DURABILITY ASSESSMENT OF ADDITIVELY MANUFACTURED CARBON-FIBER REINFORCED POLYCARBONATE EXPOSED TO CRYOGENIC ENVIRONMENTS
     Topic(s) : Material and Structural Behavior - Simulation & Testing

    Co-authors​ :

     Pietro AGOSTINO (FRANCE), Yousuf IBNA , Andrejs KRAUKLIS (NORWAY), Sotirios GRAMMATIKOS (NORWAY) 

    Abstract :
    In this work, an experimental approach for the investigation of the durability of a composite material manufactured using Fused Filament Fabrication (FFF), exposed to cryogenic environments is presented. This work aims to describe how cryogenic conditions influence the viscoelastic and mechanical properties of composite material coupons printed with two different filling percentages. Coupons are cryogenically conditioned via cyclic immersions in liquid nitrogen (LN2), at a temperature of -196 °C, and then left at room temperature (RT) for the same amount of time. Coupons performance was assessed after LN2 cyclic exposure at time intervals of 1 min, 1 h and 48 h, for a total of 5 and 20 cycles. In order to assess coupons performance after cyclic aging, coupons were viscoelasticly, mechanically and physico-chemically tested in terms of Dynamic Mechanical Thermal Analysis (DMTA), Thermal Mechanical Analysis (TMA), tension and Fourier Transform Infrared Spectroscopy (FTIR). Moreover, Scanning Electron Microscopy (SEM) was used for fractographic analysis of coupons after mechanical testing, while X-ray computed tomography scan (CT-scan) was employed for the monitoring of the evolution of internal damage caused due to cyclic thermal aging. A comparison of elastic modulus, tensile strength, glass transition temperature and coefficient of thermal expansion values has been conducted to assess the effect of different aging durations and cycles.
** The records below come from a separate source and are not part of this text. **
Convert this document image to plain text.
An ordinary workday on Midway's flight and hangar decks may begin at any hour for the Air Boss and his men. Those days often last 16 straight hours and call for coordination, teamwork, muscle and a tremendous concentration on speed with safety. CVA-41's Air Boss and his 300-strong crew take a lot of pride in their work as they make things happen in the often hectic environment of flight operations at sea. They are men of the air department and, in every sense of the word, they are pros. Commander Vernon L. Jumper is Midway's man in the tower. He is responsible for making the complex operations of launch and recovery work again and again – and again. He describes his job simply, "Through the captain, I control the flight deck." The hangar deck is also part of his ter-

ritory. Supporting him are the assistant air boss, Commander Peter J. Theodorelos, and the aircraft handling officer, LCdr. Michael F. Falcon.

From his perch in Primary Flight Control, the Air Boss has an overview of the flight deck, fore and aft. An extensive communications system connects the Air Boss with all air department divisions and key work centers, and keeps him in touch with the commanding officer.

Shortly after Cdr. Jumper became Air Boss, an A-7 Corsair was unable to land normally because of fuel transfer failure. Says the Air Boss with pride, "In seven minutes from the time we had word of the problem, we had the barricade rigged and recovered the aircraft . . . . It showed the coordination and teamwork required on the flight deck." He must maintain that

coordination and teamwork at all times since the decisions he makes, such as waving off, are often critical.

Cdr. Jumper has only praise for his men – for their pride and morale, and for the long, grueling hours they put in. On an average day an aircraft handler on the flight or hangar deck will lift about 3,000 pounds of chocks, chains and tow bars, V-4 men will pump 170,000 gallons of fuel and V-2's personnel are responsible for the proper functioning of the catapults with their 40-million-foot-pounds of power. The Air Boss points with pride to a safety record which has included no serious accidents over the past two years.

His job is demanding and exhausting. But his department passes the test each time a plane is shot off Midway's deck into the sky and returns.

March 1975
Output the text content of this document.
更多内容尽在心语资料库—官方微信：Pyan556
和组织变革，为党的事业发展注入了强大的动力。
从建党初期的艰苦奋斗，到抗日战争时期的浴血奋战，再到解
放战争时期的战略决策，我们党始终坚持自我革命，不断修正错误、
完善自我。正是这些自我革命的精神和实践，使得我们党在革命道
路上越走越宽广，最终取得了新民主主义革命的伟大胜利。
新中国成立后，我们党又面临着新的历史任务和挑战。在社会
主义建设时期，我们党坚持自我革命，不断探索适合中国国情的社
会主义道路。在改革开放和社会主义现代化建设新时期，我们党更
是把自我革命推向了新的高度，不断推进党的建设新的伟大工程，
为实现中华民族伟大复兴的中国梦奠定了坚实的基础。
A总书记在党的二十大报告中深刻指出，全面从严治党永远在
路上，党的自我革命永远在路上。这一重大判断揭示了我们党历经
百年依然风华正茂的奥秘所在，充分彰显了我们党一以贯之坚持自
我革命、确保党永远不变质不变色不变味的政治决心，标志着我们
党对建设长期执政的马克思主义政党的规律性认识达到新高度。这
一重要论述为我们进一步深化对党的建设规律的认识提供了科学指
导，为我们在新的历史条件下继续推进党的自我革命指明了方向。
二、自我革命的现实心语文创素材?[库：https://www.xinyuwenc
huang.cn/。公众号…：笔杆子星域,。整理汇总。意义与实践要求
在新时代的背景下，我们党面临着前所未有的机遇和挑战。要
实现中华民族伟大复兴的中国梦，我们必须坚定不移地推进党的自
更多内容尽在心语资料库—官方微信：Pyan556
CT scanning has been employed to study coupon’s behavior and evolution of internal structure characteristics, comparing coupons printed using different filling percentages.
    The project H2ELIOS (HydrogEn Lightweight & Innovative tank for zerO-emisSion aircraft, 2023-2026, Ref: 101102003) is supported by the Clean Aviation Joint Undertaking and its members. Funded by the European Union. However, views and opinions expressed are those of the author(s) only and do not necessarily reflect those of the European Union or Clean Aviation Joint Undertaking. Neither the European Union nor the granting authority can be held responsible for them.